Imagine a List style API. At launch, you expect (and may even enforce) that each customer might only have a small number of total tasks, and you’ll only support filtering by, say, a Status field for a TODO-style API. You might design an API like so:

Inputs:
- Status: Enum<String>

Outputs:
- Tasks: List<Task>

Given the designed API, this will totally work. But you have a couple of future problems coming, and so upfront design where you think about the coming growth of your API can save you a massive headache down the road. Perhaps over time, you’ll need to support pagination (because a customer might have hundreds of tasks and you don’t want to return them all in a single giant response object) and additional filters as you add dozens of fields. With the above design, you’ll be stuck returning all tasks for all time (or making a breaking change to add pagination later and breaking the implied design contract), and each new filter would be a separate input. You might, instead, design an API like this up front, anticipating the ability to grow without the need for breaking changes:

Inputs:
- Filters: Map<String, String>
- NextToken: String
- MaxItems: Integer

Outputs:
- Tasks: List<Task>
- NextToken: String

For an minimum viable product that works in practice like the first API, the second API will work perfectly well, and will support future growth in functionality.

New Usage Paths

Designing up front is not always enough. One design I’ve shipped and later needed to rework is the TableMigration concept in the aws-record library. It was an attempt to try and bring familiar (to Ruby developer) “migration” concepts to the aws-record library. The problem is, Amazon DynamoDB is not a relational database, and the way it deals with configuration and schemas is significantly different than a relational database. But it shipped. Since it shipped, simply removing it and saying “Sorry, there’s a better way” wouldn’t do. It worked, and if you already built around it, it should continue to work.

The way around this was to keep supporting TableMigration, but then to also ship, as a separate class, the better way of doing it.
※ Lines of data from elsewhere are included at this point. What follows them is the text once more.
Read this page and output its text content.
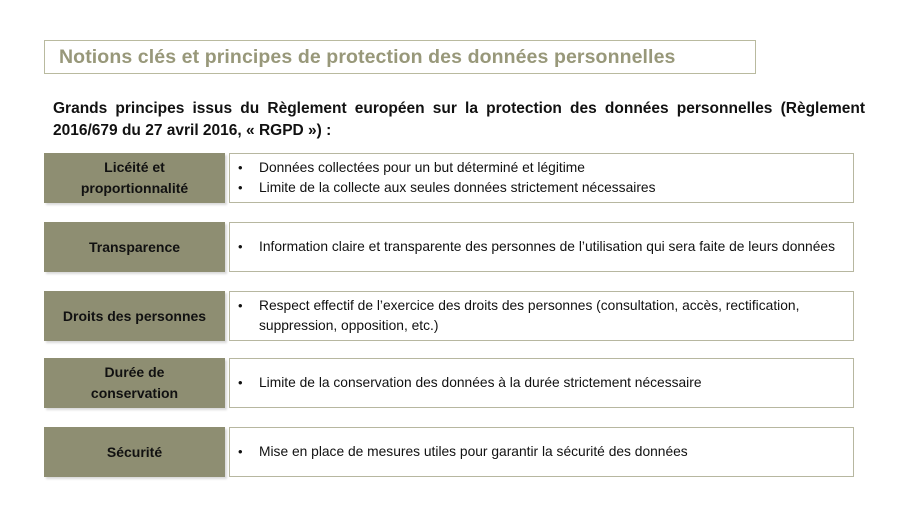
Notions clés et principes de protection des données personnelles
Grands principes issus du Règlement européen sur la protection des données personnelles (Règlement 2016/679 du 27 avril 2016, « RGPD ») :
Licéité et proportionnalité
• Données collectées pour un but déterminé et légitime
• Limite de la collecte aux seules données strictement nécessaires
Transparence	• Information claire et transparente des personnes de l’utilisation qui sera faite de leurs données
Droits des personnes
• Respect effectif de l’exercice des droits des personnes (consultation, accès, rectification, suppression, opposition, etc.)
Durée de conservation
• Limite de la conservation des données à la durée strictement nécessaire
Sécurité	• Mise en place de mesures utiles pour garantir la sécurité des données
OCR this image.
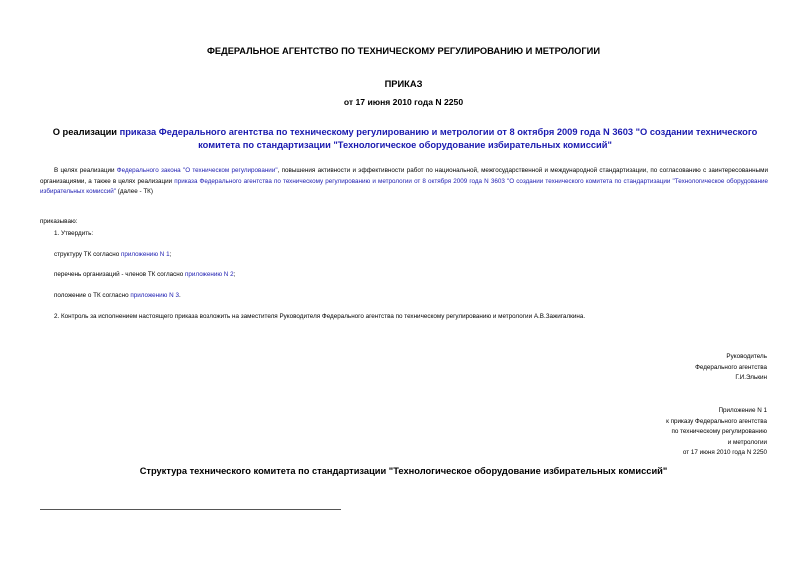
ФЕДЕРАЛЬНОЕ АГЕНТСТВО ПО ТЕХНИЧЕСКОМУ РЕГУЛИРОВАНИЮ И МЕТРОЛОГИИ
ПРИКАЗ
от 17 июня 2010 года N 2250
О реализации приказа Федерального агентства по техническому регулированию и метрологии от 8 октября 2009 года N 3603 "О создании технического комитета по стандартизации "Технологическое оборудование избирательных комиссий"
В целях реализации Федерального закона "О техническом регулировании", повышения активности и эффективности работ по национальной, межгосударственной и международной стандартизации, по согласованию с заинтересованными организациями, а также в целях реализации приказа Федерального агентства по техническому регулированию и метрологии от 8 октября 2009 года N 3603 "О создании технического комитета по стандартизации "Технологическое оборудование избирательных комиссий" (далее - ТК)
приказываю:
1. Утвердить:
структуру ТК согласно приложению N 1;
перечень организаций - членов ТК согласно приложению N 2;
положение о ТК согласно приложению N 3.
2. Контроль за исполнением настоящего приказа возложить на заместителя Руководителя Федерального агентства по техническому регулированию и метрологии А.В.Зажигалкина.
Руководитель
Федерального агентства
Г.И.Элькин
Приложение N 1
к приказу Федерального агентства
по техническому регулированию
и метрологии
от 17 июня 2010 года N 2250
Структура технического комитета по стандартизации "Технологическое оборудование избирательных комиссий"
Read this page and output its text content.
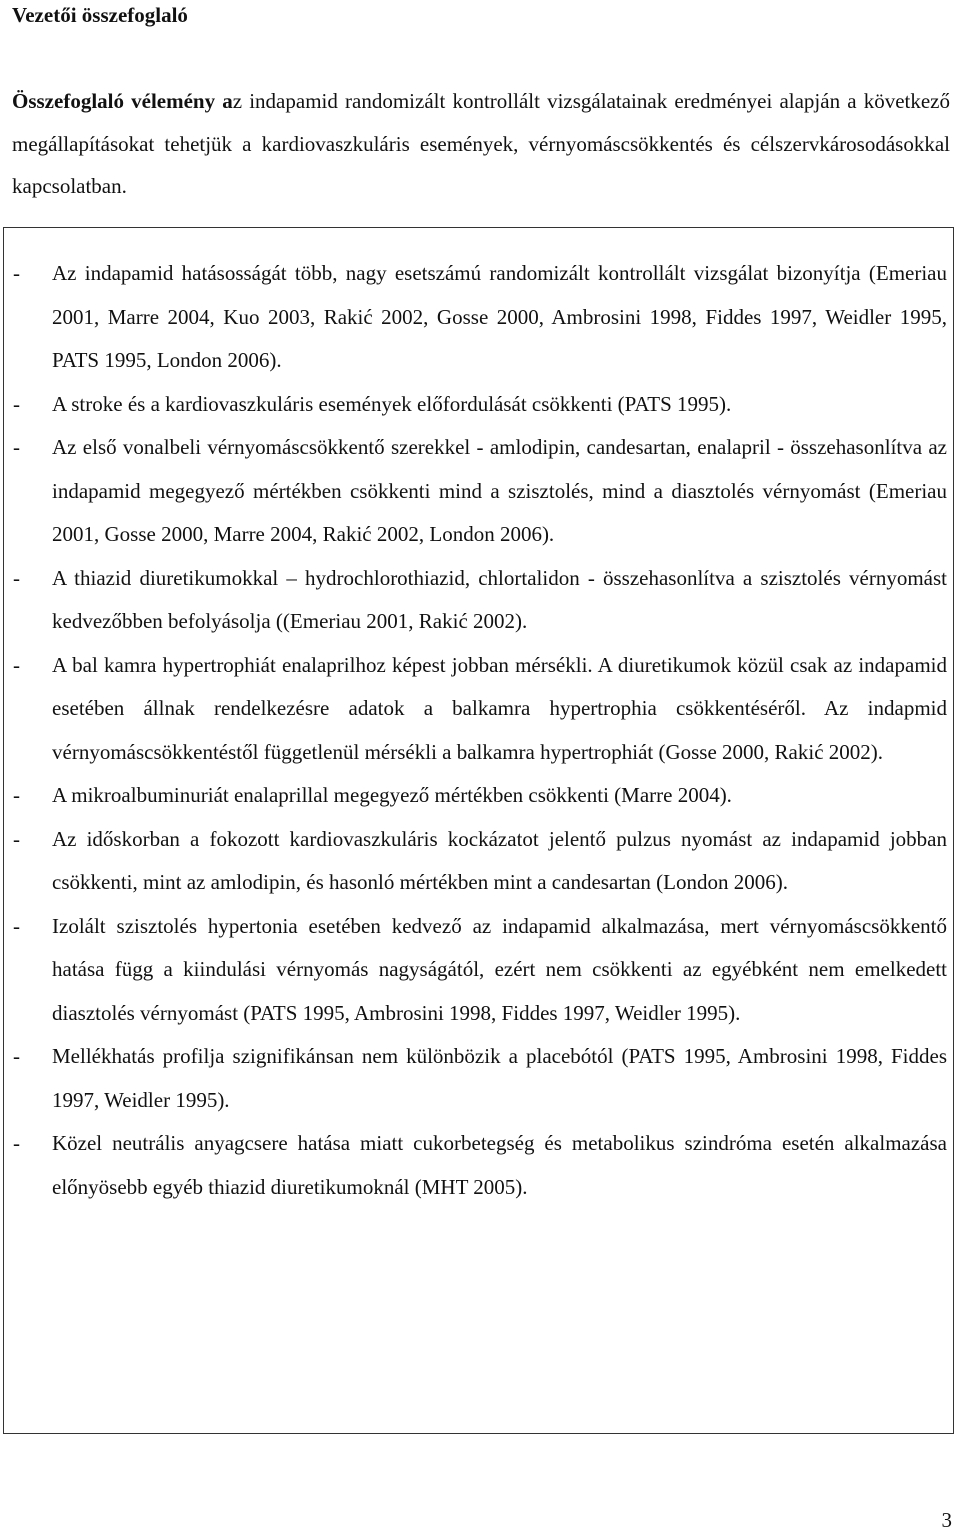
Vezetői összefoglaló

Összefoglaló vélemény az indapamid randomizált kontrollált vizsgálatainak eredményei alapján a következő megállapításokat tehetjük a kardiovaszkuláris események, vérnyomáscsökkentés és célszervkárosodásokkal kapcsolatban.

- Az indapamid hatásosságát több, nagy esetszámú randomizált kontrollált vizsgálat bizonyítja (Emeriau 2001, Marre 2004, Kuo 2003, Rakić 2002, Gosse 2000, Ambrosini 1998, Fiddes 1997, Weidler 1995, PATS 1995, London 2006).
- A stroke és a kardiovaszkuláris események előfordulását csökkenti (PATS 1995).
- Az első vonalbeli vérnyomáscsökkentő szerekkel - amlodipin, candesartan, enalapril - összehasonlítva az indapamid megegyező mértékben csökkenti mind a szisztolés, mind a diasztolés vérnyomást (Emeriau 2001, Gosse 2000, Marre 2004, Rakić 2002, London 2006).
- A thiazid diuretikumokkal – hydrochlorothiazid, chlortalidon - összehasonlítva a szisztolés vérnyomást kedvezőbben befolyásolja ((Emeriau 2001, Rakić 2002).
- A bal kamra hypertrophiát enalaprilhoz képest jobban mérsékli. A diuretikumok közül csak az indapamid esetében állnak rendelkezésre adatok a balkamra hypertrophia csökkentéséről. Az indapmid vérnyomáscsökkentéstől függetlenül mérsékli a balkamra hypertrophiát (Gosse 2000, Rakić 2002).
- A mikroalbuminuriát enalaprillal megegyező mértékben csökkenti (Marre 2004).
- Az időskorban a fokozott kardiovaszkuláris kockázatot jelentő pulzus nyomást az indapamid jobban csökkenti, mint az amlodipin, és hasonló mértékben mint a candesartan (London 2006).
- Izolált szisztolés hypertonia esetében kedvező az indapamid alkalmazása, mert vérnyomáscsökkentő hatása függ a kiindulási vérnyomás nagyságától, ezért nem csökkenti az egyébként nem emelkedett diasztolés vérnyomást (PATS 1995, Ambrosini 1998, Fiddes 1997, Weidler 1995).
- Mellékhatás profilja szignifikánsan nem különbözik a placebótól (PATS 1995, Ambrosini 1998, Fiddes 1997, Weidler 1995).
- Közel neutrális anyagcsere hatása miatt cukorbetegség és metabolikus szindróma esetén alkalmazása előnyösebb egyéb thiazid diuretikumoknál (MHT 2005).
3
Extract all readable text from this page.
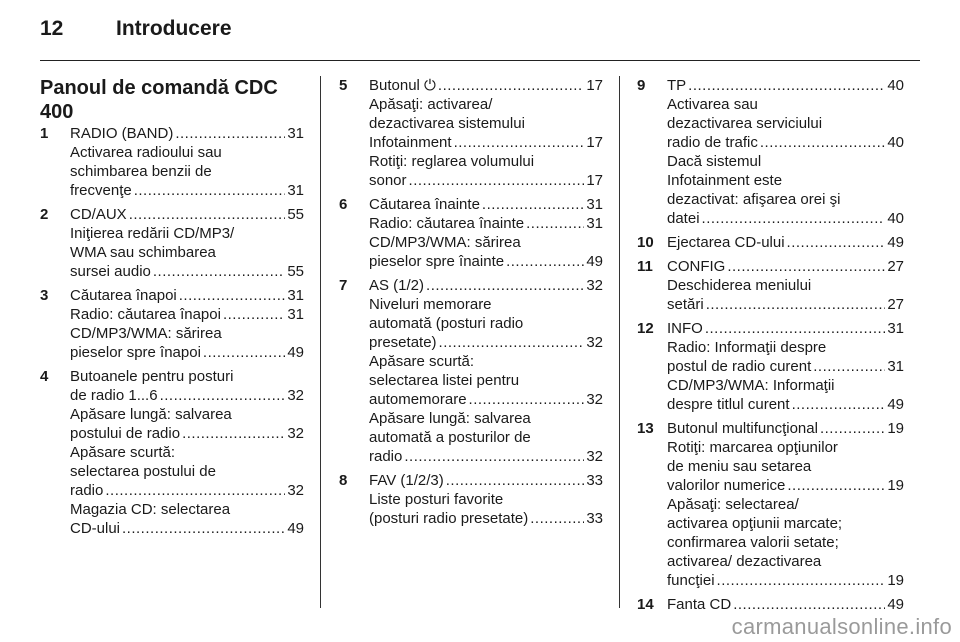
12	Introducere
Panoul de comandă CDC 400
1 RADIO (BAND) .....	31
Activarea radioului sau
schimbarea benzii de
frecvenţe .....	31
2 CD/AUX .....	55
Iniţierea redării CD/MP3/
WMA sau schimbarea
sursei audio .....	55
3 Căutarea înapoi .....	31
Radio: căutarea înapoi .....	31
CD/MP3/WMA: sărirea
pieselor spre înapoi .....	49
4 Butoanele pentru posturi
de radio 1...6 .....	32
Apăsare lungă: salvarea
postului de radio .....	32
Apăsare scurtă:
selectarea postului de
radio .....	32
Magazia CD: selectarea
CD-ului .....	49
5 Butonul ⏻ .....	17
Apăsaţi: activarea/
dezactivarea sistemului
Infotainment .....	17
Rotiţi: reglarea volumului
sonor .....	17
6 Căutarea înainte .....	31
Radio: căutarea înainte .....	31
CD/MP3/WMA: sărirea
pieselor spre înainte .....	49
7 AS (1/2) .....	32
Niveluri memorare
automată (posturi radio
presetate) .....	32
Apăsare scurtă:
selectarea listei pentru
automemorare .....	32
Apăsare lungă: salvarea
automată a posturilor de
radio .....	32
8 FAV (1/2/3) .....	33
Liste posturi favorite
(posturi radio presetate) .....	33
9 TP .....	40
Activarea sau
dezactivarea serviciului
radio de trafic .....	40
Dacă sistemul
Infotainment este
dezactivat: afişarea orei şi
datei .....	40
10 Ejectarea CD-ului .....	49
11 CONFIG .....	27
Deschiderea meniului
setări .....	27
12 INFO .....	31
Radio: Informaţii despre
postul de radio curent .....	31
CD/MP3/WMA: Informaţii
despre titlul curent .....	49
13 Butonul multifuncţional .....	19
Rotiţi: marcarea opţiunilor
de meniu sau setarea
valorilor numerice .....	19
Apăsaţi: selectarea/
activarea opţiunii marcate;
confirmarea valorii setate;
activarea/ dezactivarea
funcţiei .....	19
14 Fanta CD .....	49
carmanualsonline.info
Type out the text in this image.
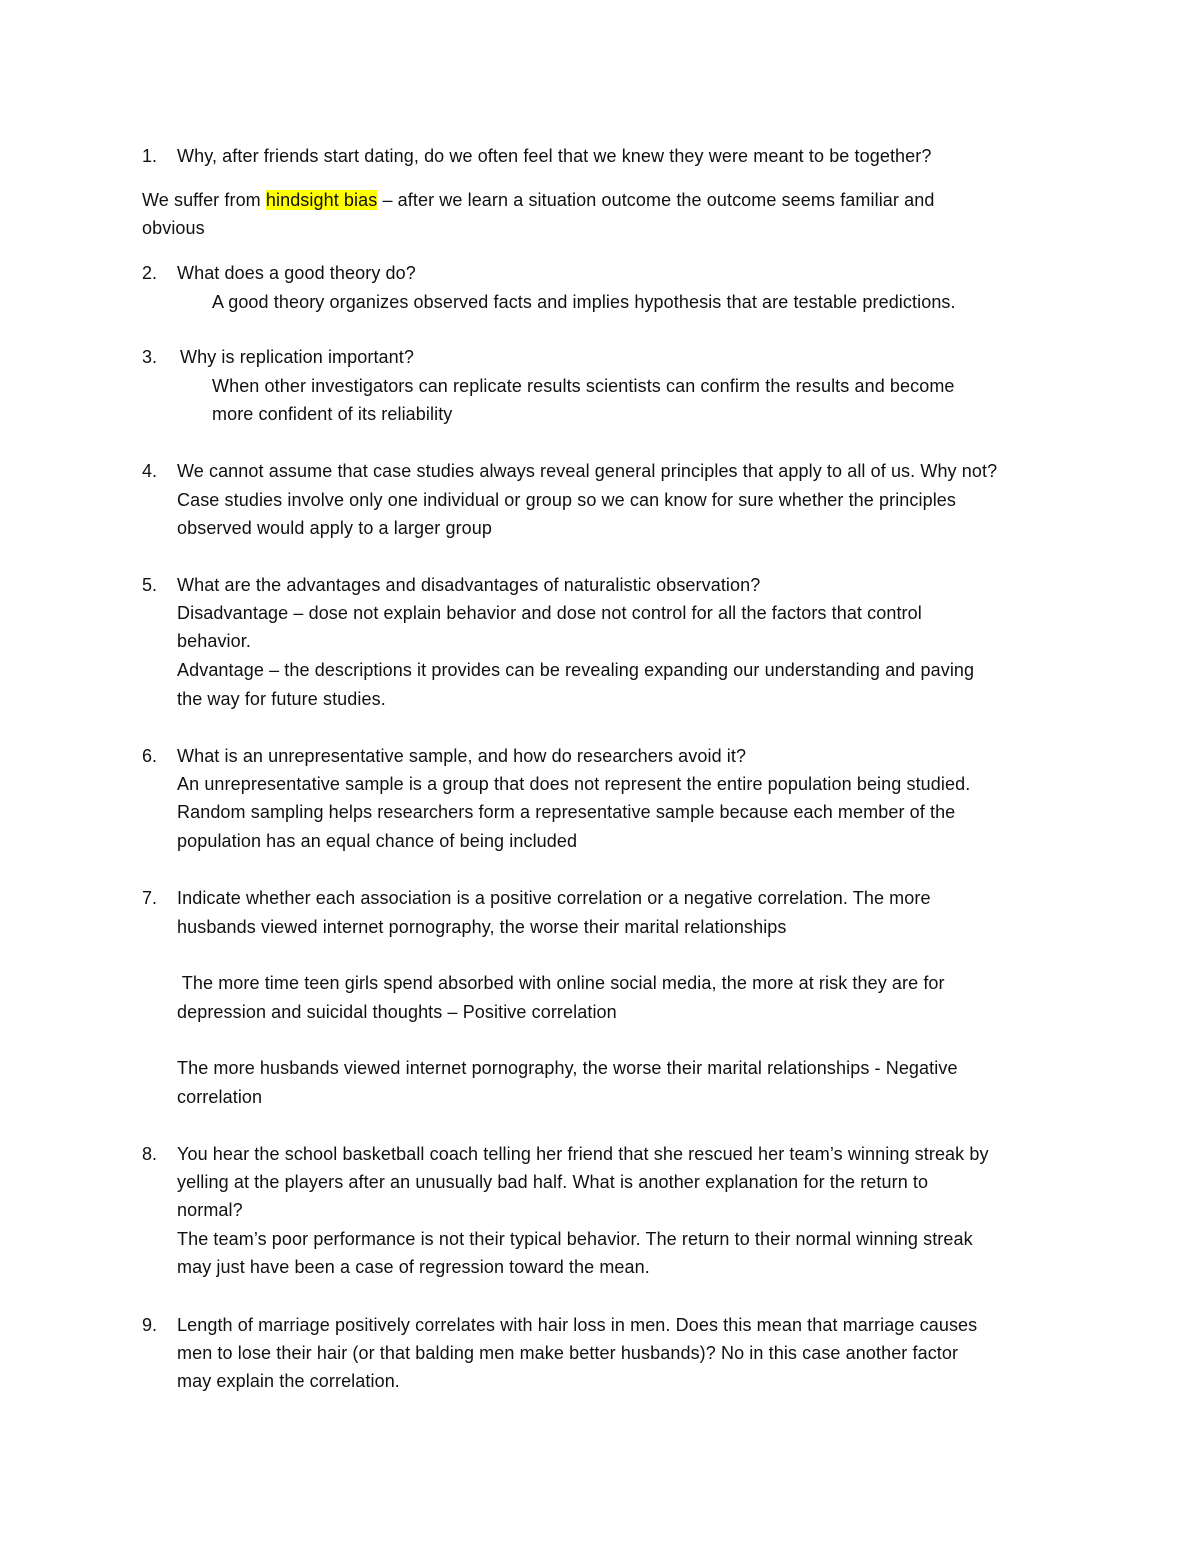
1. Why, after friends start dating, do we often feel that we knew they were meant to be together?
We suffer from hindsight bias – after we learn a situation outcome the outcome seems familiar and
obvious
2. What does a good theory do?
A good theory organizes observed facts and implies hypothesis that are testable predictions.
3. Why is replication important?
When other investigators can replicate results scientists can confirm the results and become
more confident of its reliability
4. We cannot assume that case studies always reveal general principles that apply to all of us. Why not?
Case studies involve only one individual or group so we can know for sure whether the principles
observed would apply to a larger group
5. What are the advantages and disadvantages of naturalistic observation?
Disadvantage – dose not explain behavior and dose not control for all the factors that control
behavior.
Advantage – the descriptions it provides can be revealing expanding our understanding and paving
the way for future studies.
6. What is an unrepresentative sample, and how do researchers avoid it?
An unrepresentative sample is a group that does not represent the entire population being studied.
Random sampling helps researchers form a representative sample because each member of the
population has an equal chance of being included
7. Indicate whether each association is a positive correlation or a negative correlation. The more
husbands viewed internet pornography, the worse their marital relationships
The more time teen girls spend absorbed with online social media, the more at risk they are for
depression and suicidal thoughts – Positive correlation
The more husbands viewed internet pornography, the worse their marital relationships - Negative
correlation
8. You hear the school basketball coach telling her friend that she rescued her team’s winning streak by
yelling at the players after an unusually bad half. What is another explanation for the return to
normal?
The team’s poor performance is not their typical behavior. The return to their normal winning streak
may just have been a case of regression toward the mean.
9. Length of marriage positively correlates with hair loss in men. Does this mean that marriage causes
men to lose their hair (or that balding men make better husbands)? No in this case another factor
may explain the correlation.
When TableConfig was launched, it provided a declarative syntax and handled create-or-update logic on its own, allowing you to define your table as it should be, and then handle the mechanics of creation on your behalf.

In this manner, you can work around past design errors without breaking any of your users. Over time it can create some cruft or technical debt, but with this tradeoff comes stability for your users.

Major Version Bumps - Eventually

Over time, technical debt can build as you support new code paths to deliver new features without breaking existing customers - you should keep a collection of these over time, and when the list gets long, it may be time for a new major version that addresses these issues.

The key here? When you launch a new major version, you’re supporting both new and old for at least months, ideally over a year, to let people transition.

Choosing Stability

When you take efforts to avoid shipping breaking changes, what you’re really doing is providing the features of predictability and stability. When I look at a product’s CHANGELOG and see that they avoid breaking changes, I feel much more confident to use that tool or service in production.

It’s not a cost-free tradeoff, but I’ve come to believe through hard-won experience that the tradeoff is absolutely worth it. Your users, who get to enjoy their vacations with a bit less worry about unpredictable outages, will too.